Early booking data for the 2026 FIFA World Cup shows demand for STRs rising quickly across U.S. host cities, but traveler behavior looks materially different from a typical peak season. Instead of booking extended vacations, many guests are planning short, match-driven stays tied to individual games or a few key dates.
New analysis from Key Data shows this shift is already reshaping booking patterns. While bookings per property are surging across several host markets, average length of stay is getting much shorter, which looks more like hotel demand than traditional vacation rentals.
Boston, Kansas City, and Philadelphia are seeing the biggest early jumps. In Boston, bookings per property during the World Cup are up 869% year over year. Kansas City has recorded a 606% increase, while Philadelphia bookings are up 275%. These gains point to strong early demand, even though the tournament is still months away.

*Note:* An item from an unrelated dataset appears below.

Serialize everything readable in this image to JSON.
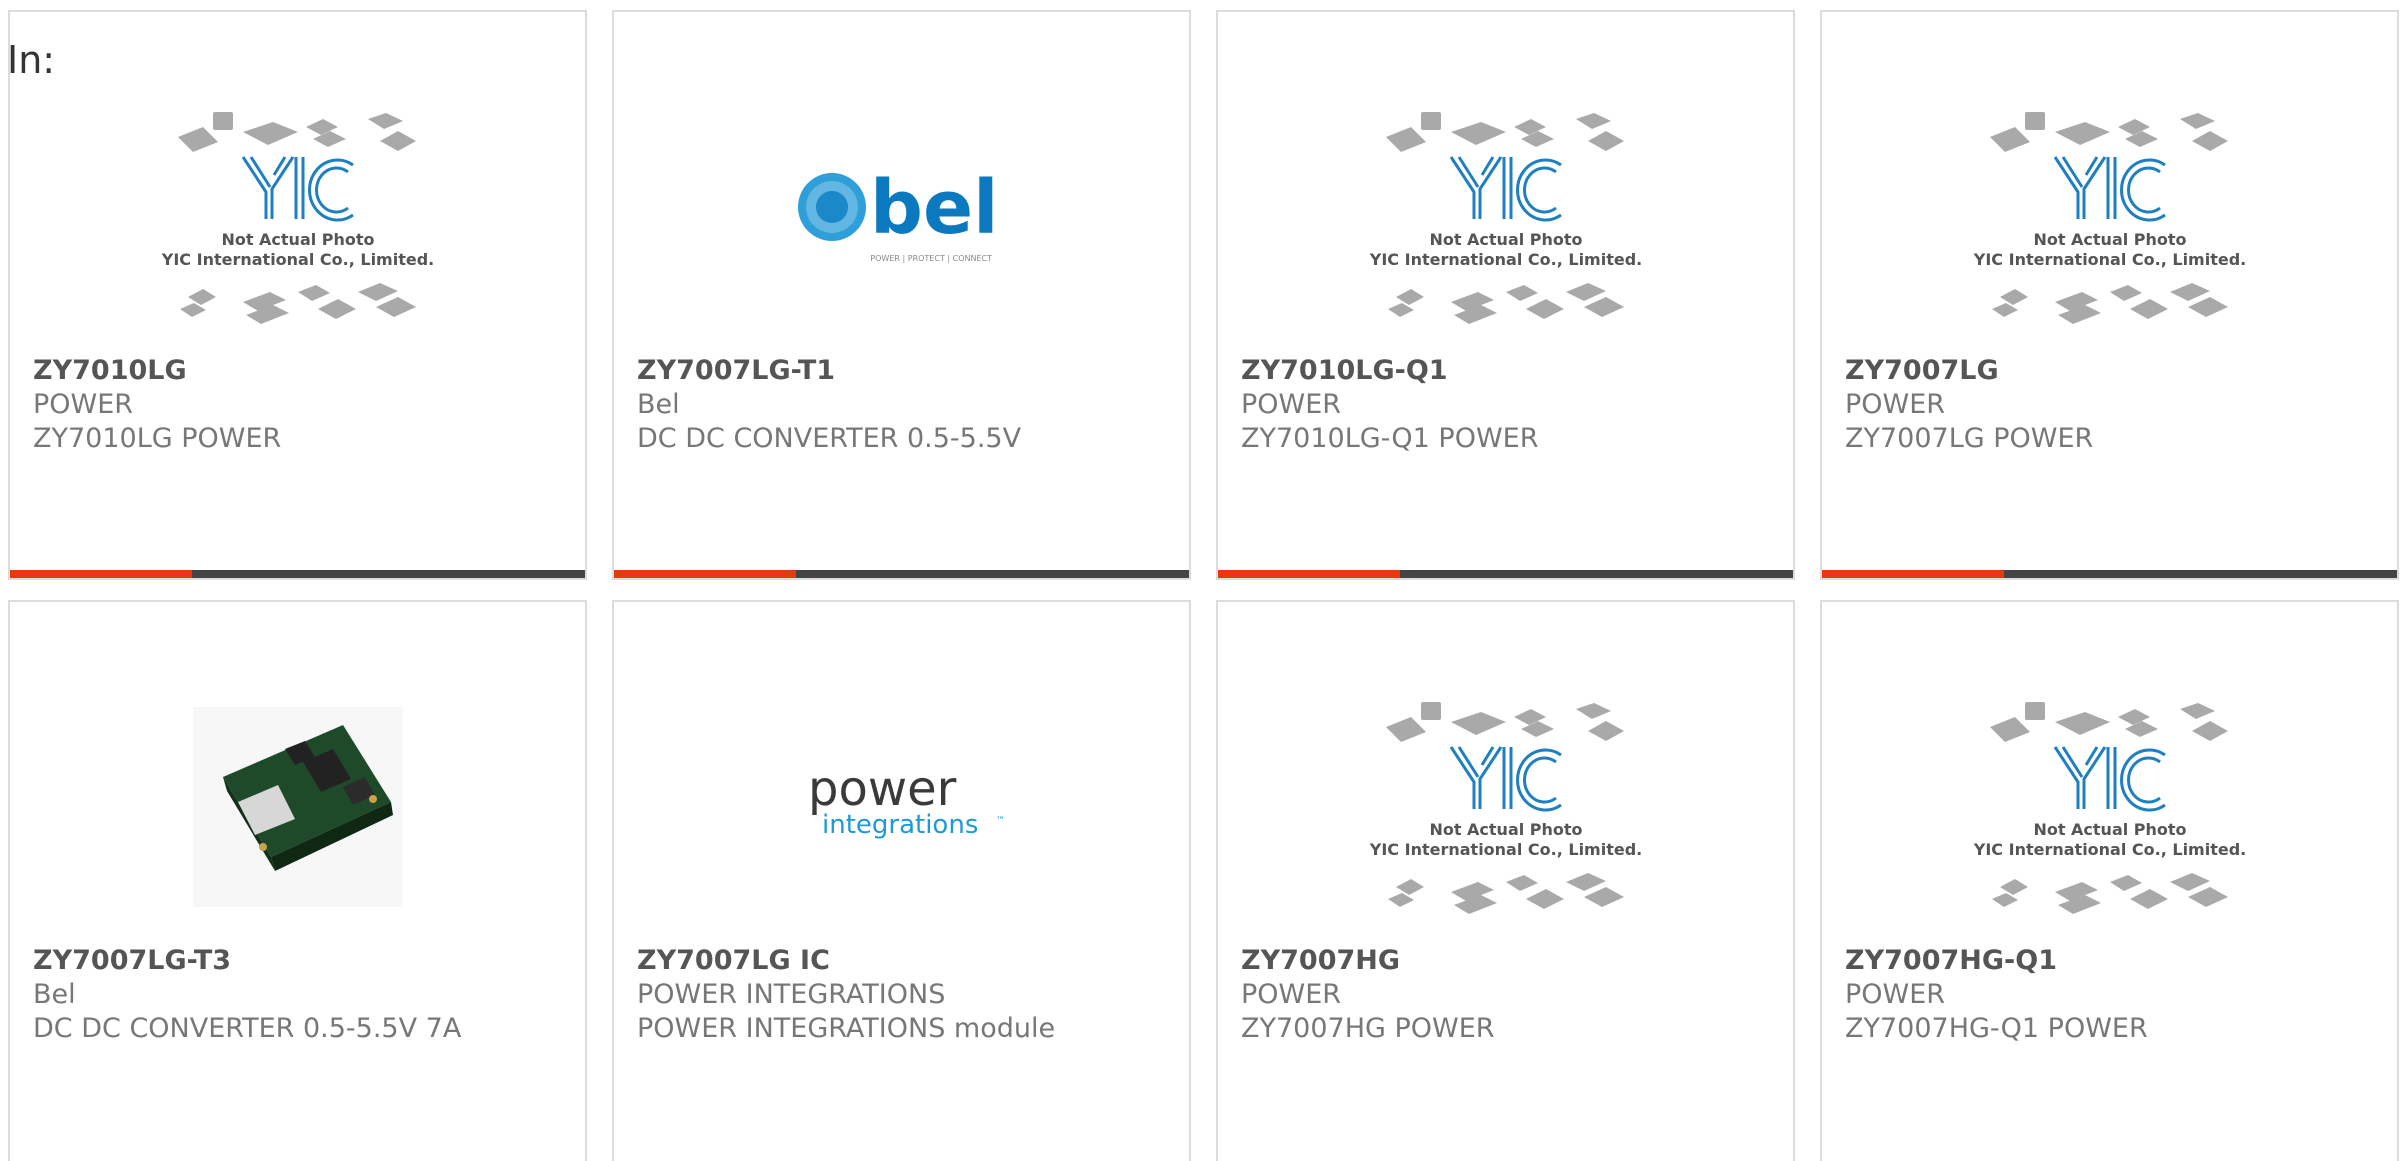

At the same time, the average length of stays are compressing across most host cities. In Boston, average stays have dropped 44% year over year, from nearly seven nights to fewer than four. Dallas has seen a 40% decline, Houston is down 29%, and Philadelphia 27%. Even leisure markets like Miami and Los Angeles are seeing shorter stays, down 11% and 24% respectively.
Because the data shows World Cup travel is focused tightly around match dates, with guests booking short, targeted stays instead of full-week trips. This creates a strategy mismatch for many STR portfolios that remain optimized for longer vacations through minimum length-of-stay rules, weekend restrictions, and weeklong pricing assumptions.
Early indicators suggest operators in World Cup host markets may need to reassess length-of-stay rules and pricing structures to avoid filtering out a significant share of the event-driven demand.